Capítulo 26 · 3 min de leitura
Tradução por IA — aguardando revisão nativa
Assim Como Eu Os Amei
Este é o meu mandamento: que vocês amem uns aos outros, assim como eu os amei—João 15.12
Esta é a segunda vez que o nosso Senhor usa a expressão—Assim como eu. A primeira vez foi a respeito da sua relação com o Pai, guardando os seus mandamentos e permanecendo no seu amor. Do mesmo modo, devemos guardar os mandamentos de Cristo e permanecer no seu amor. A segunda vez, Ele fala da sua relação conosco como a regra do nosso amor pelos nossos irmãos: “Amem uns aos outros, assim como eu os amei.” Em cada caso, a sua disposição e a sua conduta hão de ser a lei para as nossas. É novamente a verdade sobre a qual mais de uma vez insistimos—a perfeita semelhança entre a Videira e o ramo.
Assim como eu—Mas não será coisa vã imaginar que podemos guardar os seus mandamentos e amar os irmãos, assim como Ele guardou os do seu Pai e nos amou? E não terminará a tentativa em fracasso e desânimo? Sem dúvida, se procurarmos cumprir a ordem na nossa própria força, ou sem uma plena compreensão da verdade da Videira e dos seus ramos. Mas, se entendermos que o “assim como eu” é justamente a única grande lição da parábola, a única linguagem contínua da Videira ao ramo, veremos que não se trata do que nos sentimos capazes de realizar, mas do que Cristo é capaz de operar em nós. Estas ordens altas e santas—“Obedeça, assim como eu! Ame, assim como eu”—destinam-se justamente a levar-nos à consciência da nossa impotência e, por meio dela, a despertar-nos para a necessidade, a beleza e a suficiência daquilo que nos é provido na Videira. Começaremos a ouvir a Videira falando a cada momento ao ramo: “Assim como eu. Assim como eu: a minha vida é a tua vida; e tem parte em toda a minha plenitude; o Espírito em ti, e o fruto que vem de ti, é tudo exatamente igual ao que há em mim. Não temas, mas deixa que a tua fé agarre cada ‘assim como eu’ como a garantia divina de que, porque eu vivo em ti, tu podes e consegues viver como eu.”

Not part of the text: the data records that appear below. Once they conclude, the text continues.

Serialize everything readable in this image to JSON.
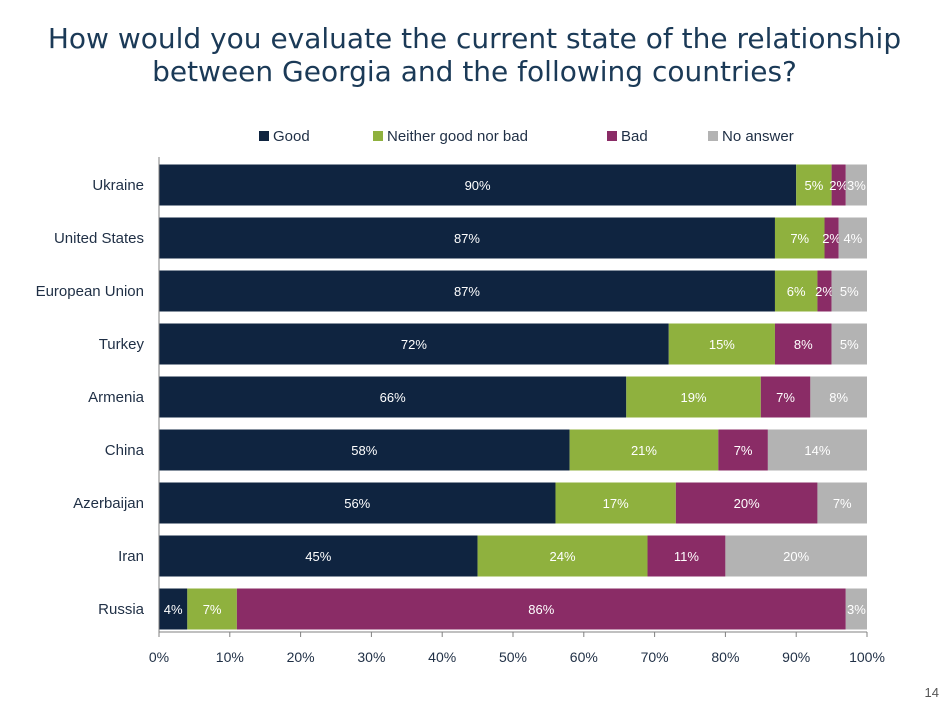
{
  "title_line1": "How would you evaluate the current state of the relationship",
  "title_line2": "between Georgia and the following countries?",
  "page_number": "14",
  "chart_data": {
    "type": "bar",
    "orientation": "horizontal-stacked-100",
    "categories": [
      "Ukraine",
      "United States",
      "European Union",
      "Turkey",
      "Armenia",
      "China",
      "Azerbaijan",
      "Iran",
      "Russia"
    ],
    "series": [
      {
        "name": "Good",
        "color": "#0f2440",
        "label_color": "#ffffff",
        "values": [
          90,
          87,
          87,
          72,
          66,
          58,
          56,
          45,
          4
        ]
      },
      {
        "name": "Neither good nor bad",
        "color": "#8fb13e",
        "label_color": "#ffffff",
        "values": [
          5,
          7,
          6,
          15,
          19,
          21,
          17,
          24,
          7
        ]
      },
      {
        "name": "Bad",
        "color": "#8a2c66",
        "label_color": "#ffffff",
        "values": [
          2,
          2,
          2,
          8,
          7,
          7,
          20,
          11,
          86
        ]
      },
      {
        "name": "No answer",
        "color": "#b3b3b3",
        "label_color": "#ffffff",
        "values": [
          3,
          4,
          5,
          5,
          8,
          14,
          7,
          20,
          3
        ]
      }
    ],
    "xlim": [
      0,
      100
    ],
    "xticks": [
      "0%",
      "10%",
      "20%",
      "30%",
      "40%",
      "50%",
      "60%",
      "70%",
      "80%",
      "90%",
      "100%"
    ],
    "legend_position": "top",
    "grid": false
  }
}
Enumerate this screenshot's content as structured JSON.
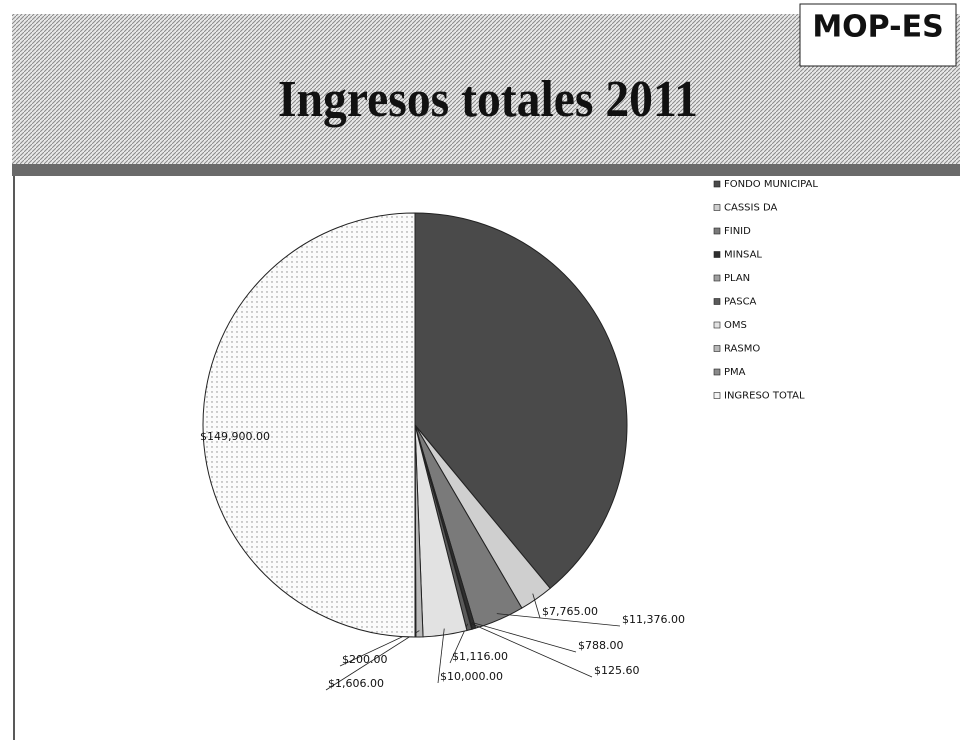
{
  "chart_data": {
    "type": "pie",
    "title": "Ingresos totales 2011",
    "logo": "MOP-ES",
    "categories": [
      "FONDO MUNICIPAL",
      "CASSIS DA",
      "FINID",
      "MINSAL",
      "PLAN",
      "PASCA",
      "OMS",
      "RASMO",
      "PMA",
      "INGRESO TOTAL"
    ],
    "values": [
      116923.4,
      7765,
      11376,
      788,
      125.6,
      1116,
      10000,
      1606,
      200,
      149900
    ],
    "value_labels": [
      null,
      "$7,765.00",
      "$11,376.00",
      "$788.00",
      "$125.60",
      "$1,116.00",
      "$10,000.00",
      "$1,606.00",
      "$200.00",
      "$149,900.00"
    ],
    "colors": [
      "#4a4a4a",
      "#cfcfcf",
      "#7a7a7a",
      "#2e2e2e",
      "#a0a0a0",
      "#5a5a5a",
      "#e2e2e2",
      "#b8b8b8",
      "#8a8a8a",
      "#f3f3f3"
    ],
    "legend": "right"
  }
}
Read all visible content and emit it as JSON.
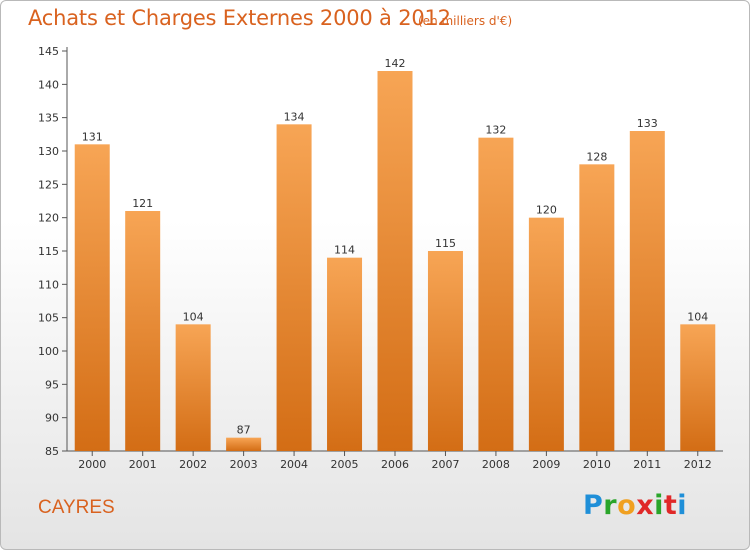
{
  "title": "Achats et Charges Externes 2000 à 2012",
  "subtitle": "(en milliers d'€)",
  "location": "CAYRES",
  "logo": {
    "letters": [
      "P",
      "r",
      "o",
      "x",
      "i",
      "t",
      "i"
    ],
    "colors": [
      "#1f8fd8",
      "#2aa52a",
      "#f0a020",
      "#e02828",
      "#2aa52a",
      "#e02828",
      "#1f8fd8"
    ]
  },
  "chart_data": {
    "type": "bar",
    "categories": [
      "2000",
      "2001",
      "2002",
      "2003",
      "2004",
      "2005",
      "2006",
      "2007",
      "2008",
      "2009",
      "2010",
      "2011",
      "2012"
    ],
    "values": [
      131,
      121,
      104,
      87,
      134,
      114,
      142,
      115,
      132,
      120,
      128,
      133,
      104
    ],
    "ylim": [
      85,
      145
    ],
    "yticks": [
      85,
      90,
      95,
      100,
      105,
      110,
      115,
      120,
      125,
      130,
      135,
      140,
      145
    ],
    "grid": false,
    "bar_color": "#e8872d"
  }
}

Mas por que, se este é realmente o sentido da parábola, se esta é realmente a vida que um ramo pode viver, tão poucos o percebem? Porque não conhecem o mistério celestial da Videira. Conhecem muito da parábola e das suas belas lições. Mas o mistério espiritual oculto da Videira, na sua onipotência e proximidade divinas, sustentando-os e suprindo-os o dia inteiro—isto eles não conhecem, porque não esperaram no Espírito de Deus para que lho revelasse.
Amem uns aos outros, assim como eu os amei—“Vocês, assim como eu.” Como havemos de começar, se de fato queremos aprender o mistério? Com a confissão de que precisamos ser levados a um modo de vida inteiramente novo, porque nunca ainda conhecemos a Cristo como a Videira na plenitude do seu poder vivificante e transformador. Com a entrega a ser purificado de tudo o que é do próprio eu, e desligado de tudo o que há no mundo, para viver única e inteiramente como Cristo viveu, para a glória do Pai. E então com a fé de que este “assim como eu” é, na mais pura verdade, o que Cristo está pronto a tornar real, a própria vida que a Videira manterá no ramo que dela depende inteiramente.
Assim como eu. Sempre de novo é assim, meu bendito Senhor: como a Videira, assim o ramo—uma só vida, um só espírito, uma só obediência, uma só alegria, um só amor.
Senhor Jesus, na fé de que Tu és a minha Videira, e de que eu sou o teu ramo, aceito o teu mandamento como uma promessa, e tomo o teu “assim como eu” como a revelação simples daquilo que Tu operas em mim. Sim, Senhor, como Tu amaste, eu amarei.